There was a vigorous counterargument, however, that followed two main tracks. One was to resist any public policy prescriptions and debates as beside the point, or worse, to see them as an inappropriate “political” exploitation of a tragedy. The second was to see the gun control debate as a distraction from a spiritual and theological focus.
As Mark Galli, senior managing editor of Christianity Today, the flagship evangelical magazine, wrote in an essay on July 23, “we are kidding ourselves if we think we have within our national grasp an educational or psychological or political solution to evil.
“There is no solution or explanation for evil.”
A number of other prominent conservative Christians, like Rep. Louie Gohmert, R-Texas, and former Republican presidential candidate Mike Huckabee, took that view a step further and argued that it wasn’t just the mystery of evil but also the nation’s self-inflicted spiritual wounds that led to the massacre.

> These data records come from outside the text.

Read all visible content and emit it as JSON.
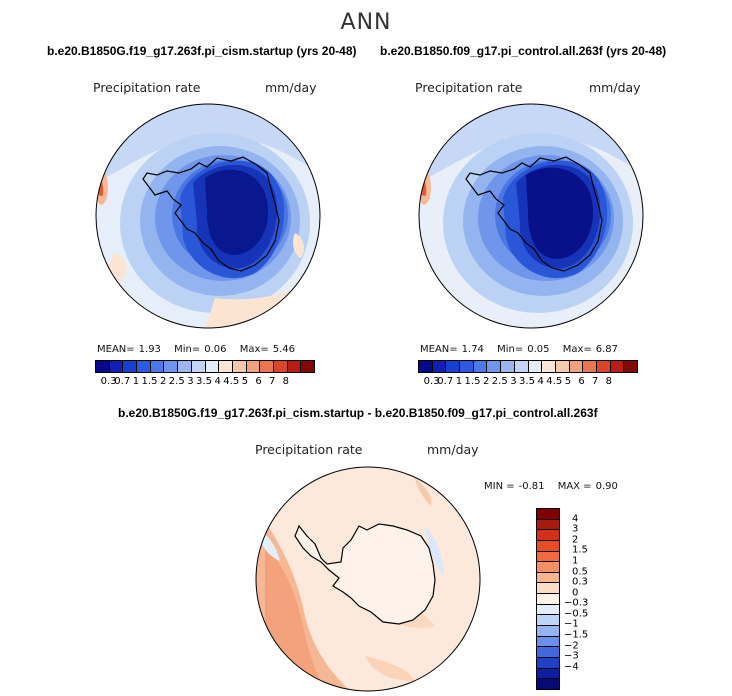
{
  "title": "ANN",
  "panel_top_left": {
    "case": "b.e20.B1850G.f19_g17.263f.pi_cism.startup (yrs 20-48)",
    "variable": "Precipitation rate",
    "units": "mm/day",
    "mean_label": "MEAN=",
    "mean": "1.93",
    "min_label": "Min=",
    "min": "0.06",
    "max_label": "Max=",
    "max": "5.46"
  },
  "panel_top_right": {
    "case": "b.e20.B1850.f09_g17.pi_control.all.263f (yrs 20-48)",
    "variable": "Precipitation rate",
    "units": "mm/day",
    "mean_label": "MEAN=",
    "mean": "1.74",
    "min_label": "Min=",
    "min": "0.05",
    "max_label": "Max=",
    "max": "6.87"
  },
  "panel_diff": {
    "case": "b.e20.B1850G.f19_g17.263f.pi_cism.startup - b.e20.B1850.f09_g17.pi_control.all.263f",
    "variable": "Precipitation rate",
    "units": "mm/day",
    "min_label": "MIN =",
    "min": "-0.81",
    "max_label": "MAX =",
    "max": "0.90"
  },
  "abs_colorbar": {
    "ticks": [
      "0.3",
      "0.7",
      "1",
      "1.5",
      "2",
      "2.5",
      "3",
      "3.5",
      "4",
      "4.5",
      "5",
      "6",
      "7",
      "8"
    ],
    "colors": [
      "#08088a",
      "#1020b0",
      "#1840d0",
      "#2a5be0",
      "#4a7ae8",
      "#6f96ee",
      "#9cb6f2",
      "#c4d4f6",
      "#e4ecf8",
      "#fbe6d6",
      "#f7c8aa",
      "#f2a27a",
      "#ea7650",
      "#d9462a",
      "#b81e14",
      "#7f0a06"
    ]
  },
  "diff_colorbar": {
    "ticks": [
      "4",
      "3",
      "2",
      "1.5",
      "1",
      "0.5",
      "0.3",
      "0",
      "-0.3",
      "-0.5",
      "-1",
      "-1.5",
      "-2",
      "-3",
      "-4"
    ],
    "colors": [
      "#800000",
      "#a81a0c",
      "#cf3218",
      "#e84c22",
      "#f26a3c",
      "#f69062",
      "#f9b68e",
      "#fcdcc2",
      "#fdf3e8",
      "#e3eefb",
      "#bcd4f6",
      "#94b6f0",
      "#6a90ea",
      "#4068de",
      "#1f40c4",
      "#0c1ea2",
      "#040a78"
    ]
  }
}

“We don’t have a crime problem, or a gun problem, or even a violence problem. What we have is a sin problem,” Huckabee said on his Fox News show on July 22. “And since we’ve ordered God out of our schools and communities, the military and public conversations, you know, we really shouldn’t act so surprised when all hell breaks loose.”

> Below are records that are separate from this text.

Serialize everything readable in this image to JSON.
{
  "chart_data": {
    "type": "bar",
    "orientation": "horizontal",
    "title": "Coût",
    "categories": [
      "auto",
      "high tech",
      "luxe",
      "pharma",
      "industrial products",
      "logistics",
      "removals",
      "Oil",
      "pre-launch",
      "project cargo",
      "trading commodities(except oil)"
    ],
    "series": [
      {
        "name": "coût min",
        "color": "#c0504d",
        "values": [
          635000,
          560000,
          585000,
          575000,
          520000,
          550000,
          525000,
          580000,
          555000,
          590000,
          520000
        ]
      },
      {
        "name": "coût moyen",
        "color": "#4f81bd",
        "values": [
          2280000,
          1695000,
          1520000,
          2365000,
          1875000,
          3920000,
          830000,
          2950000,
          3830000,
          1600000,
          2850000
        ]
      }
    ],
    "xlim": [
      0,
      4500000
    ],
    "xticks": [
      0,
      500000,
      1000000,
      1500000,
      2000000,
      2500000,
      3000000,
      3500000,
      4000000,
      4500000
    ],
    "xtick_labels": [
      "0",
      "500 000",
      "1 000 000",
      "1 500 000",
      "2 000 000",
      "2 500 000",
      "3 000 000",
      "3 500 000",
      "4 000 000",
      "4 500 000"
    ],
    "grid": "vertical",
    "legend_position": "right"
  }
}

On one level, this debate seems to represent a classic theological divide: There are those who argue that human beings should not try to supplant God’s role with their own efforts to redeem the world, and others who argue that believers have a duty to protect the God-given gift of life and human dignity.

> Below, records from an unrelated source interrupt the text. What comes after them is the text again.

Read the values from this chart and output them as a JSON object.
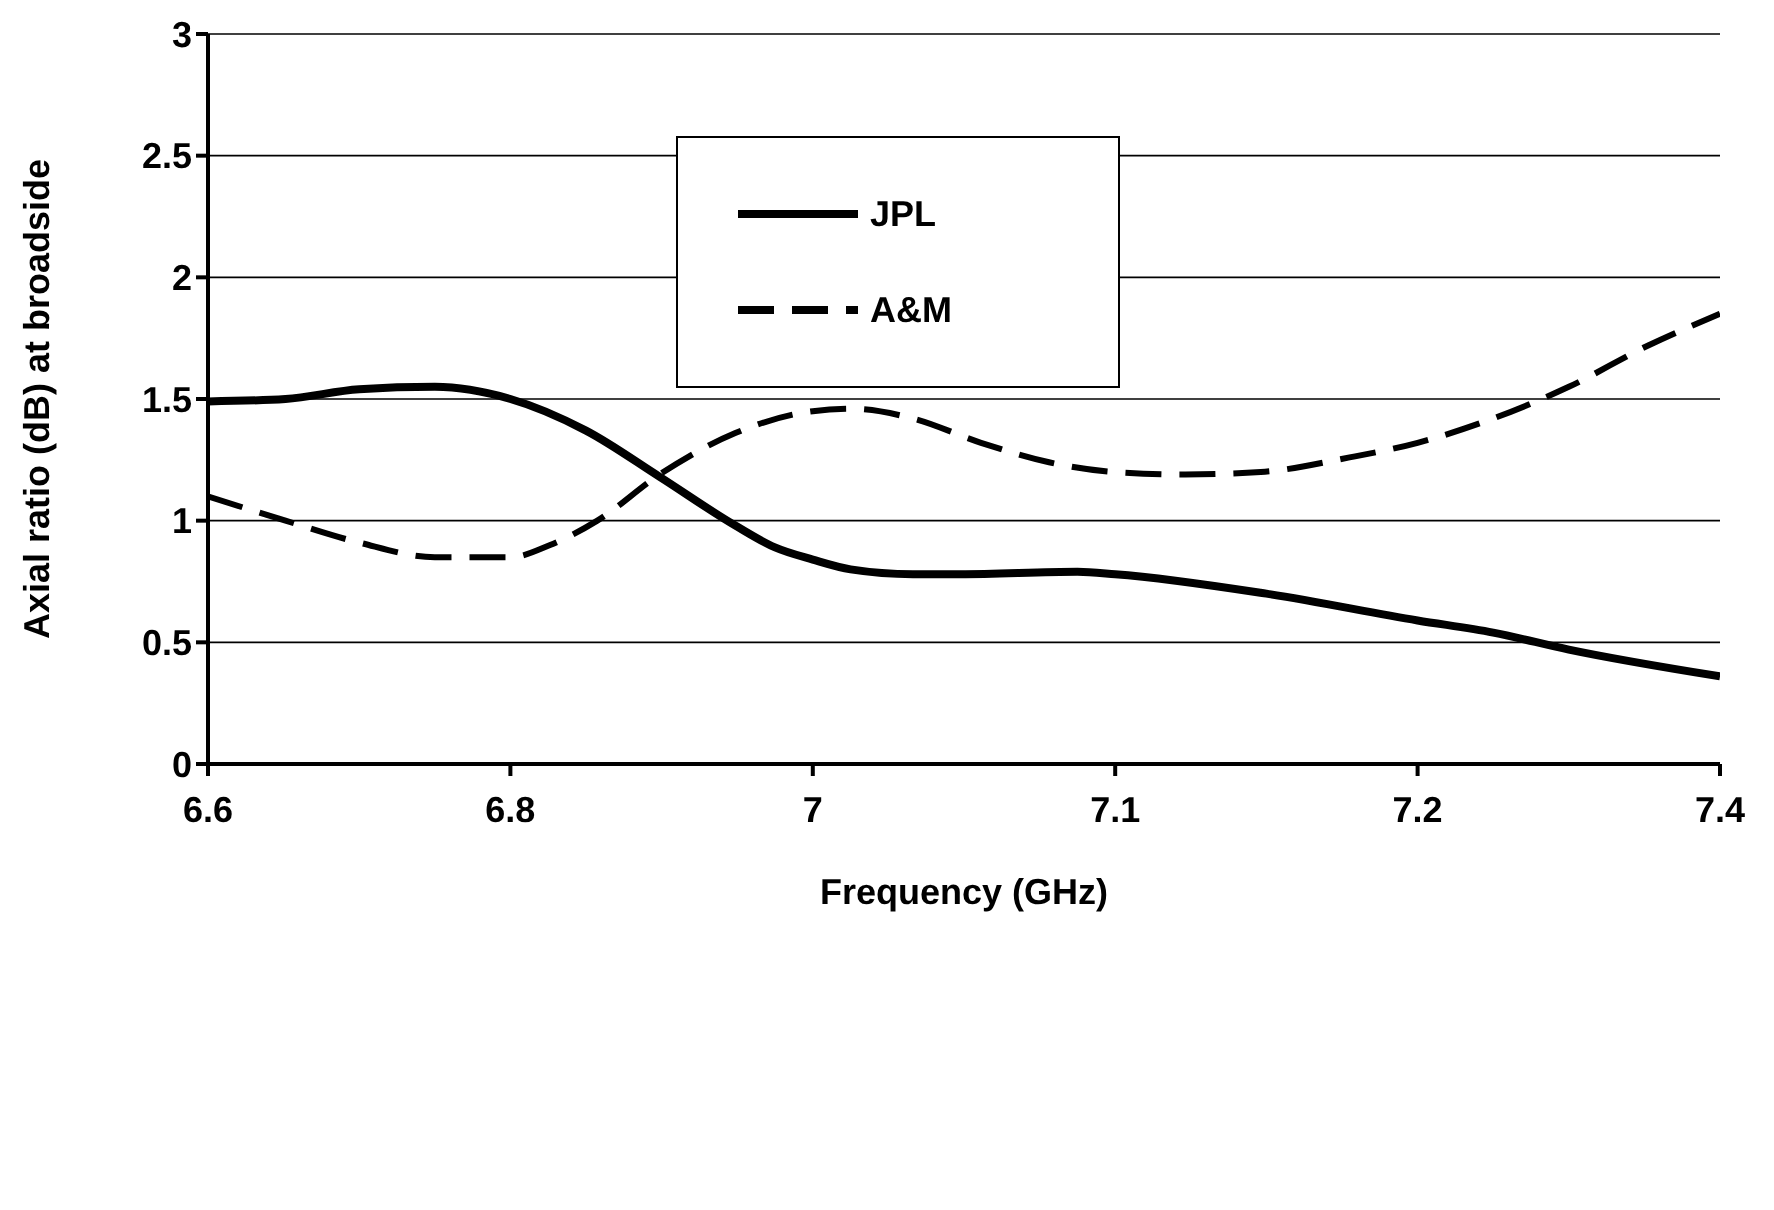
{
  "chart_data": {
    "type": "line",
    "xlabel": "Frequency (GHz)",
    "ylabel": "Axial ratio (dB) at broadside",
    "xlim": [
      6.6,
      7.4
    ],
    "xticks": [
      6.6,
      {
        "value": 6.76,
        "label": "6.8"
      },
      {
        "value": 6.92,
        "label": "7"
      },
      {
        "value": 7.08,
        "label": "7.1"
      },
      {
        "value": 7.24,
        "label": "7.2"
      },
      7.4
    ],
    "ylim": [
      0,
      3
    ],
    "yticks": [
      0,
      0.5,
      1,
      1.5,
      2,
      2.5,
      3
    ],
    "grid": "y",
    "legend": "top",
    "marker": "none",
    "series": [
      {
        "name": "JPL",
        "color": "#000000",
        "line_style": "solid",
        "x": [
          6.6,
          6.641,
          6.68,
          6.72,
          6.76,
          6.8,
          6.839,
          6.879,
          6.9,
          6.92,
          6.94,
          6.973,
          6.998,
          7.06,
          7.08,
          7.16,
          7.24,
          7.28,
          7.32,
          7.4
        ],
        "values": [
          1.49,
          1.5,
          1.54,
          1.55,
          1.5,
          1.37,
          1.18,
          0.98,
          0.89,
          0.84,
          0.8,
          0.78,
          0.78,
          0.79,
          0.78,
          0.7,
          0.59,
          0.54,
          0.47,
          0.36
        ]
      },
      {
        "name": "A&M",
        "color": "#000000",
        "line_style": "dashed",
        "x": [
          6.6,
          6.641,
          6.68,
          6.72,
          6.76,
          6.781,
          6.806,
          6.839,
          6.879,
          6.92,
          6.94,
          6.973,
          7.009,
          7.045,
          7.08,
          7.117,
          7.157,
          7.204,
          7.24,
          7.28,
          7.32,
          7.362,
          7.4
        ],
        "values": [
          1.1,
          1.0,
          0.91,
          0.85,
          0.85,
          0.9,
          1.0,
          1.19,
          1.36,
          1.45,
          1.46,
          1.42,
          1.32,
          1.24,
          1.2,
          1.19,
          1.2,
          1.26,
          1.32,
          1.42,
          1.55,
          1.72,
          1.85
        ]
      }
    ]
  }
}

On another level, however, the dispute illuminates the current realities of America’s political and religious life. The fact is, Americans of all persuasions have become increasingly opposed to gun control laws, despite the regular shooting rampages that have targeted houses of worship as well as movie theaters and military bases.
No surprise then that in his remarks on the Colorado shooting, President Obama—who might be seen as a champion of the “religious left”—has resisted calls to mention gun control and instead counseled the nation to realize that “such evil is senseless.”
Complicating matters politically is that conservative Christians who form the bulk of the anti-abortion movement are less enthused than almost everyone else about gun control.
In an essay at the Patheos website in which she wondered “why Christians aren’t bringing the same dedication to talking about guns as we do to other issues, notably abortion and homosexuality,” Ellen Painter Dollar recalled her effort to write a piece for Christianity Today in the wake of the January 2011 shooting of former Arizona congresswoman Gabrielle Giffords and several others.
Dollar said she “gently” raised the issue of gun control in the piece but the editors spiked it because “they felt they ‘cannot win’ on the gun-control issue with their evangelical readership.”
Another challenge is that many conservatives see opposing abortion rights as the paramount issue today, and adding anything to that agenda could hurt the cause and divide the movement.
“Our convictions about the dignity of women and children harmed by abortion ought to prompt us to stand against criminal violence and dehumanization wherever it is. But we ought not to let the term ‘pro-life’ become so elastic as to lose all meaning,” warned Russell D. Moore, a well-known Christian ethicist and dean of theology at Southern Baptist Theological Seminary in Louisville, Ky.
“In most cases, the expansion of ‘pro-life’ is a way to divert attention from the question of personhood and human rights" Moore wrote in an email.
Unlike the gun control debate, Moore added, “The abortion issue isn't about prudential means to a common goal, but about legally protecting those who are subject to lethal violence.”
David Gibson writes for Religion News Service.